MENTAL health issues have been severely stigmatised and misunderstood throughout history. One hundred years ago, during the First World War, 306 men and boys were shot at dawn for ‘cowardice’ while in fact suffering from mental illness.

Private Harry Farr was one of those men. He was shelled repeatedly as he fought in the trenches, going over the top many times. Eventually he collapsed with the shakes caused by severe damage to his ear drums, but after a brief stay in hospital he was sent back to the front line to fight in the Battle of the Somme.

In July 1915 he repeatedly asked for medical attention for his condition but was told to return to the front line. After struggling on for months he told a medic “I just can’t go on”. After deserting his post and a 20-minute court martial, he was executed by firing squad on 18th October 1916.

His wife Gertrude later recalled that the post office told her they “Don’t give pensions to the widows of cowards’. The stigma ran very deep across the country, and she was left destitute with two young children to feed and look after.
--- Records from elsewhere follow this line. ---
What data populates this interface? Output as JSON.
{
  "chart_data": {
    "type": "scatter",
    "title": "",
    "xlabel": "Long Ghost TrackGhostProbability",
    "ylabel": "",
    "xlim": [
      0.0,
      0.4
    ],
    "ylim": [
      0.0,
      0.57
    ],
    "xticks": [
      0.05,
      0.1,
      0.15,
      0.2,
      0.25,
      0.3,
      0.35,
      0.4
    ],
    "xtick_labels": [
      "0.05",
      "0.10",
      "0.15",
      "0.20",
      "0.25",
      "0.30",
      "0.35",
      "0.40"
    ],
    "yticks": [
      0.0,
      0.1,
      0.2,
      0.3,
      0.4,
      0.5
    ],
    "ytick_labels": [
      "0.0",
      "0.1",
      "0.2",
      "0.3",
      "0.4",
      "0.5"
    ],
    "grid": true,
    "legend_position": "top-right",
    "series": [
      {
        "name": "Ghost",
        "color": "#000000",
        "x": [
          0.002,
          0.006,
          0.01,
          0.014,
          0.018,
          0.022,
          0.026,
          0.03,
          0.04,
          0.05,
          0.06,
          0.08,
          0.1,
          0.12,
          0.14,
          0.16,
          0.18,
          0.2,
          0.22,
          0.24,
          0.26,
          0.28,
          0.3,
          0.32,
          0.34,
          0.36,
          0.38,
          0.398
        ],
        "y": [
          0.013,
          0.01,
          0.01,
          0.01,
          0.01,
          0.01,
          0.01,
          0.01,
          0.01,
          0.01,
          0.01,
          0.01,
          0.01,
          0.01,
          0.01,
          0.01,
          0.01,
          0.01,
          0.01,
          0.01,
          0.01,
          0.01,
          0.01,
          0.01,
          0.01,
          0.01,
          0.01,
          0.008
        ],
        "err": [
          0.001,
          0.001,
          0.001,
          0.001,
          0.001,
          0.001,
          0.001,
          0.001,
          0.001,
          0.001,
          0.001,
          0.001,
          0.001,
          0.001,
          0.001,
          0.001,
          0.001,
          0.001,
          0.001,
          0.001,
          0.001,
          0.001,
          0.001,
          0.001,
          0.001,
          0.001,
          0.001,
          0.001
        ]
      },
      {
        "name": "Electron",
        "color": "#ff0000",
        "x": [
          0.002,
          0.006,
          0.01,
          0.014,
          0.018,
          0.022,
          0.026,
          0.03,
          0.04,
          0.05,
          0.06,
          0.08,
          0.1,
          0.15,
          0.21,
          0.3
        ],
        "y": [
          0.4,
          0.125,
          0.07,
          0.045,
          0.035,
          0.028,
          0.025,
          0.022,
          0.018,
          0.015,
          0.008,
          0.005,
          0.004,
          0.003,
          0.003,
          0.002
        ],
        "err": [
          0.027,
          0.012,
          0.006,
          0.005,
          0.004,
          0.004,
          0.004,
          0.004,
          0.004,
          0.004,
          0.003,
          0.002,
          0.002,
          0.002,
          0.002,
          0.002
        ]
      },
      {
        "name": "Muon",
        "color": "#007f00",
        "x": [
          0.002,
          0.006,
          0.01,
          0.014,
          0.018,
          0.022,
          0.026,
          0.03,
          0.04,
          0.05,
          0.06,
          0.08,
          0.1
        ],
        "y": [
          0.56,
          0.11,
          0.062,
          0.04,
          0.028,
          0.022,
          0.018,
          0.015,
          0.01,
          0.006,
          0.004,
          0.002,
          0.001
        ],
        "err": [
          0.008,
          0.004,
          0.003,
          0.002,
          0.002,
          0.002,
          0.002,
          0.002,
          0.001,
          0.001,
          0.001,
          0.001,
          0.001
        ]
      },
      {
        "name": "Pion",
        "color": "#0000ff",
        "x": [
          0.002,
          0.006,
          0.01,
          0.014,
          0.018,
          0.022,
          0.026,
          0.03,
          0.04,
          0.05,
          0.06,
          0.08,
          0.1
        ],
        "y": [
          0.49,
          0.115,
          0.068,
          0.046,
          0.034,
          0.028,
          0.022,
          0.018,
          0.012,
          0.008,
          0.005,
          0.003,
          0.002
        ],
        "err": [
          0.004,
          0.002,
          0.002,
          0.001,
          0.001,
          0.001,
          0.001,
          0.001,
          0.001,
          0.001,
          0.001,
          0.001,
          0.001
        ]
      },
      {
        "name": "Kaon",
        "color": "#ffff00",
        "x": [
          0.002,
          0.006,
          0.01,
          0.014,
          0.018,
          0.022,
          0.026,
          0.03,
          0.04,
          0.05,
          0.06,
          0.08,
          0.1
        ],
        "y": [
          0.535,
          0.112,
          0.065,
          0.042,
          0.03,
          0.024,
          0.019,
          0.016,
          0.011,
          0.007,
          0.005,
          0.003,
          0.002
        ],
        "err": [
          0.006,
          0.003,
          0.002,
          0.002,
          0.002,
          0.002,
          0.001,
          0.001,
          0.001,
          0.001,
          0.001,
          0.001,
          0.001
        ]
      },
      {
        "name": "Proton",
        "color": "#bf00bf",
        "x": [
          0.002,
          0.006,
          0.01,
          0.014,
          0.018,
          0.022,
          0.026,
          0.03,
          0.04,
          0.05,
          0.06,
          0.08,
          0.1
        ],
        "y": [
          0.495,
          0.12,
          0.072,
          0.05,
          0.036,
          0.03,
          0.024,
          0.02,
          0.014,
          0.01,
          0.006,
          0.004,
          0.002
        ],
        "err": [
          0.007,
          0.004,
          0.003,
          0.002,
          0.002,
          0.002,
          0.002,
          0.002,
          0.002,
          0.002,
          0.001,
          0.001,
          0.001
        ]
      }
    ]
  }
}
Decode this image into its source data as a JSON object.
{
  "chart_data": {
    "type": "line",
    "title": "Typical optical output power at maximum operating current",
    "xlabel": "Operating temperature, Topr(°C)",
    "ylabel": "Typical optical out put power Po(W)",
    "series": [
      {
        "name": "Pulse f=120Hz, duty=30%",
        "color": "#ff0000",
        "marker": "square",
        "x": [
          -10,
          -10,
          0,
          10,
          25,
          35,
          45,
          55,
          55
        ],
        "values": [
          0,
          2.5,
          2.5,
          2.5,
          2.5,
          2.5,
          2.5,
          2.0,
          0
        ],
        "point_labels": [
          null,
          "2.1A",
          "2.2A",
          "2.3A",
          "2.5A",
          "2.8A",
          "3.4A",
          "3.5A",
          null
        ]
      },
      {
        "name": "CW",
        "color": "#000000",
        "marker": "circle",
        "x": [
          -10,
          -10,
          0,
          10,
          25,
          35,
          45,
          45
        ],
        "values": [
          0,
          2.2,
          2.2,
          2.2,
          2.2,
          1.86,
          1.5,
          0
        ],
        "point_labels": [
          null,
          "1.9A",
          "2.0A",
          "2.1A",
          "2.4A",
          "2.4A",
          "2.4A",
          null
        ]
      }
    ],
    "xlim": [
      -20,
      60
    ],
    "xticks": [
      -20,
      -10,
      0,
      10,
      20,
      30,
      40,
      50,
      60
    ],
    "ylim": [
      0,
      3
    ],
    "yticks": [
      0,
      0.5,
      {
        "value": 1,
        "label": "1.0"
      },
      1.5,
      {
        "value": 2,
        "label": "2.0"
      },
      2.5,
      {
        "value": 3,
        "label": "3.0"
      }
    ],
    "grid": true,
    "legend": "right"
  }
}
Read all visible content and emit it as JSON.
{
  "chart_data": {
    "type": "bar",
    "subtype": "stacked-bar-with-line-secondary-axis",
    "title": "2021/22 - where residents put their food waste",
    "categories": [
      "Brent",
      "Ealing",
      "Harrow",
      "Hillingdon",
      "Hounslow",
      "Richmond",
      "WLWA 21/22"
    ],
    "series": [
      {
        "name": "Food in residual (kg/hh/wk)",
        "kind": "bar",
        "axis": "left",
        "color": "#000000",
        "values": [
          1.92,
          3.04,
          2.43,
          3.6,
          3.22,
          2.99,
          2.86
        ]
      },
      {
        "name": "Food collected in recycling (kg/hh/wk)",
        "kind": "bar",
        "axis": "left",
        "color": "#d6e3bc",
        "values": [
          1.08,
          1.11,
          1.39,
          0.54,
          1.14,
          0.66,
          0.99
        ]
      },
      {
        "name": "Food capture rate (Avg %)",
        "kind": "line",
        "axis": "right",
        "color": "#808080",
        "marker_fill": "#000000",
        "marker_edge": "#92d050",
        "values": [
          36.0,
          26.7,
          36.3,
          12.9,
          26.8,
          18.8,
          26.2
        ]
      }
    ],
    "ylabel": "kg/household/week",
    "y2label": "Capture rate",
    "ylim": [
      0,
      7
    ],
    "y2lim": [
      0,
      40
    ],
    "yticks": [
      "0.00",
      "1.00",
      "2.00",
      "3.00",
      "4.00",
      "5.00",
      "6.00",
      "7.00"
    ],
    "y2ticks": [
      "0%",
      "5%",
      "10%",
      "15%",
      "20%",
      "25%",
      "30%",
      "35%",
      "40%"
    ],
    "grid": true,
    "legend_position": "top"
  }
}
Hundreds more suffered the same fate.

The Army simply did not at the time recognise that Harry was suffering from shell shock, a mental illness we now call posttraumatic stress disorder (PTSD). It can cause severe symptoms from insomnia to depression, severe anxiety, and difficulty thinking.

90 years after being called a coward and shot, Harry Farr and the other men and boys executed for desertion during the First World War were pardoned by the government. After nearly a century, the state had finally recognised to remove the stigma that mental illness had brought on these brave men and boys who fought hard for our country until they could no more.

The lesson we can learn from this story is how seriously we should take mental health issues. A century ago it was all too easy for military officers to think of those ill with shell shock as cowards.

Equally today, it is easy to fall into the trap of stigmatising those with mental illness. A person with depression is not lazy and unwilling to help themselves. They have a medical condition which needs treatment, understanding and support as much as any physical condition.